I often search for a long time to find how certain Judeo-Christian terms translate to Buddhism. When I find a pathway of translation, I’m quite excited. I have long looked for the translation of “grace” into Buddhism. This week I heard, while listening to a Norman Fischer talk on “Transformation at the base,” what occurred to me as “grace.”
We know that consciously we can change many things about ourselves. We can identify our habit patterns, interrupt them and “try” to move ourselves in the direction of freedom from those patterns. Sometimes we try so very hard, but our habit patterns don’t seem to budge. They will not transform by our conscious will alone.
I have worked with the sentence “the more you do a pattern, the more ingrained the pattern becomes, the less you do a pattern, the weaker the pattern becomes.” It is a pretty simple explanation of Karma (cause and effect) and is a very good practice. And yet, even with this practice, how do you transform the unconscious roots of that manifestation?

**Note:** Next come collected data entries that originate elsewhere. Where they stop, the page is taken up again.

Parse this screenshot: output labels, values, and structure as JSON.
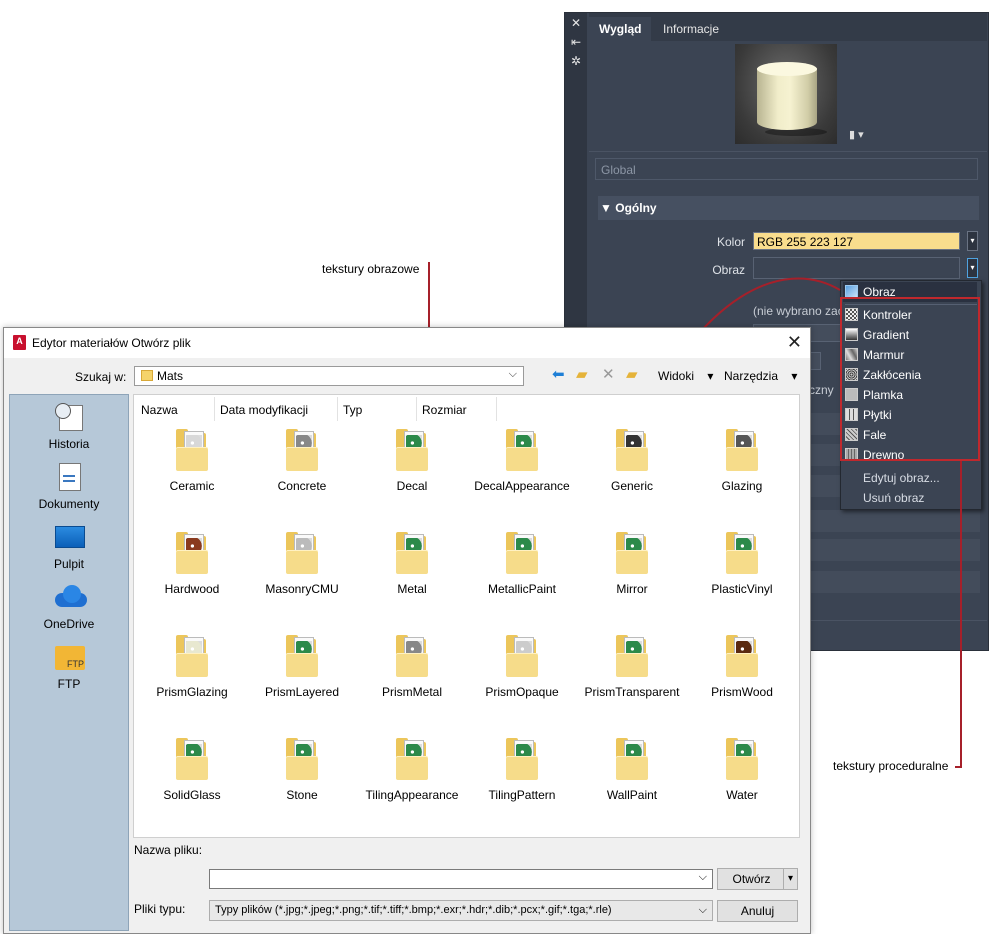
{
  "materials_panel": {
    "tabs": [
      "Wygląd",
      "Informacje"
    ],
    "global_field": "Global",
    "section_title": "Ogólny",
    "color_label": "Kolor",
    "color_value": "RGB 255 223 127",
    "image_label": "Obraz",
    "no_image_partial": "(nie wybrano zac",
    "partial_text": "czny",
    "swatch_color": "#ffdf7f"
  },
  "texture_menu": {
    "selected": "Obraz",
    "procedural": [
      "Kontroler",
      "Gradient",
      "Marmur",
      "Zakłócenia",
      "Plamka",
      "Płytki",
      "Fale",
      "Drewno"
    ],
    "actions": [
      "Edytuj obraz...",
      "Usuń obraz"
    ]
  },
  "annotations": {
    "image_textures": "tekstury obrazowe",
    "procedural_textures": "tekstury proceduralne",
    "callout_color": "#a6202a"
  },
  "file_dialog": {
    "title": "Edytor materiałów Otwórz plik",
    "look_in_label": "Szukaj w:",
    "look_in_value": "Mats",
    "views_label": "Widoki",
    "tools_label": "Narzędzia",
    "columns": [
      "Nazwa",
      "Data modyfikacji",
      "Typ",
      "Rozmiar"
    ],
    "places": [
      "Historia",
      "Dokumenty",
      "Pulpit",
      "OneDrive",
      "FTP"
    ],
    "items": [
      "Ceramic",
      "Concrete",
      "Decal",
      "DecalAppearance",
      "Generic",
      "Glazing",
      "Hardwood",
      "MasonryCMU",
      "Metal",
      "MetallicPaint",
      "Mirror",
      "PlasticVinyl",
      "PrismGlazing",
      "PrismLayered",
      "PrismMetal",
      "PrismOpaque",
      "PrismTransparent",
      "PrismWood",
      "SolidGlass",
      "Stone",
      "TilingAppearance",
      "TilingPattern",
      "WallPaint",
      "Water"
    ],
    "file_name_label": "Nazwa pliku:",
    "file_name_value": "",
    "file_type_label": "Pliki typu:",
    "file_type_value": "Typy plików  (*.jpg;*.jpeg;*.png;*.tif;*.tiff;*.bmp;*.exr;*.hdr;*.dib;*.pcx;*.gif;*.tga;*.rle)",
    "open_button": "Otwórz",
    "cancel_button": "Anuluj"
  }
}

The change we hope for is different then say, learning medicine or music or other types of conscious lessons with a visible result. When we try to deeply transform ourselves and our consciousness, it is not entirely done through conscious will. Conscious transformation is worthwhile and good, but fundamental change happens at the base.

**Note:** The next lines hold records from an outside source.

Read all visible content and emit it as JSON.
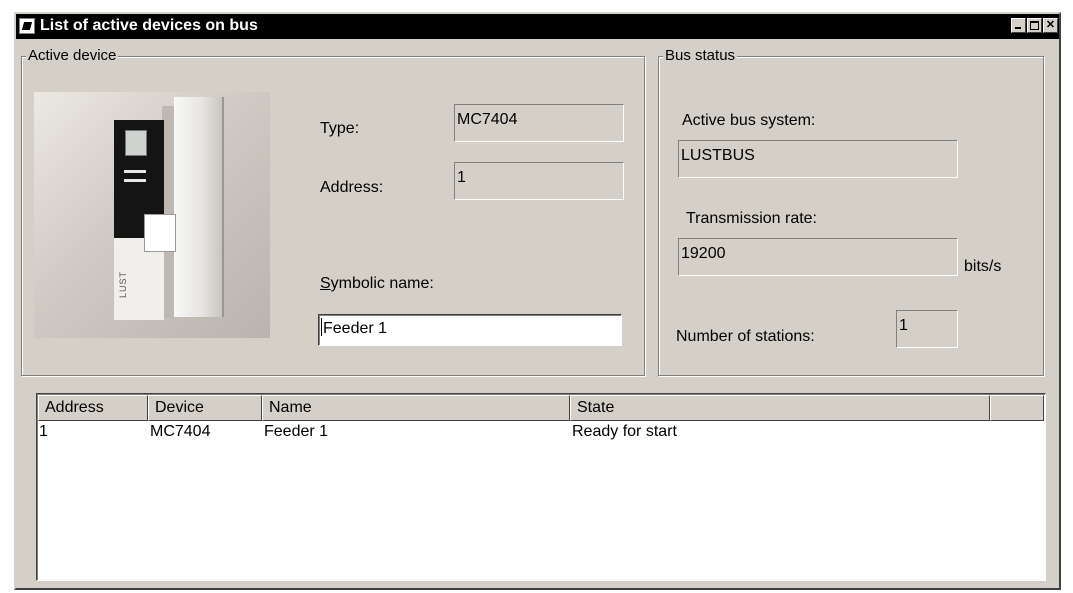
{
  "window": {
    "title": "List of active devices on bus"
  },
  "active_device": {
    "legend": "Active device",
    "type_label": "Type:",
    "type_value": "MC7404",
    "address_label": "Address:",
    "address_value": "1",
    "symbolic_name_label": "Symbolic name:",
    "symbolic_name_value": "Feeder 1",
    "device_image_label": "LUST"
  },
  "bus_status": {
    "legend": "Bus status",
    "bus_system_label": "Active bus system:",
    "bus_system_value": "LUSTBUS",
    "rate_label": "Transmission rate:",
    "rate_value": "19200",
    "rate_unit": "bits/s",
    "stations_label": "Number of stations:",
    "stations_value": "1"
  },
  "table": {
    "columns": [
      "Address",
      "Device",
      "Name",
      "State"
    ],
    "rows": [
      {
        "address": "1",
        "device": "MC7404",
        "name": "Feeder 1",
        "state": "Ready for start"
      }
    ]
  }
}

Fundamental transformation is not a conscious doing. One deeply gives oneself over to a process. It is not just your acts. This surrender needs to happen at the base of our life. Conscious effort works with the manifested seeds but not the latent seeds – the hidden unconscious seeds in the storehouse consciousness. What we do on the surface of our consciousness, good or bad, manifests in life but our actions also affects or distorts the seeds that are latent in the storehouse consciousness. This makes certain seeds more easily able to arise the next time if the conditions are ripe.
Norman Fischer puts forth that a deep committed zazen practice can touch this base of transformation beyond our conscious trying to change. Zazen is more than you can consciously intend. There is an unknown, dark level of zazen that works in a mysterious way on all levels of our transformation. It goes beyond our conscious trying. Thich Nhat Hanh adds that a committed deep practice of mindfulness and practicing with a sangha is the light that transforms us. “When mindfulness shines, it transforms all mental formations.”
I am left with the direction that surrendering to the process of zazen, mindfulness and community is the way to transform myself on the deepest level. It includes conscious acts but is not limited to consciousness. Somehow, zazen opens us to a mysterious grace that transforms us at the base.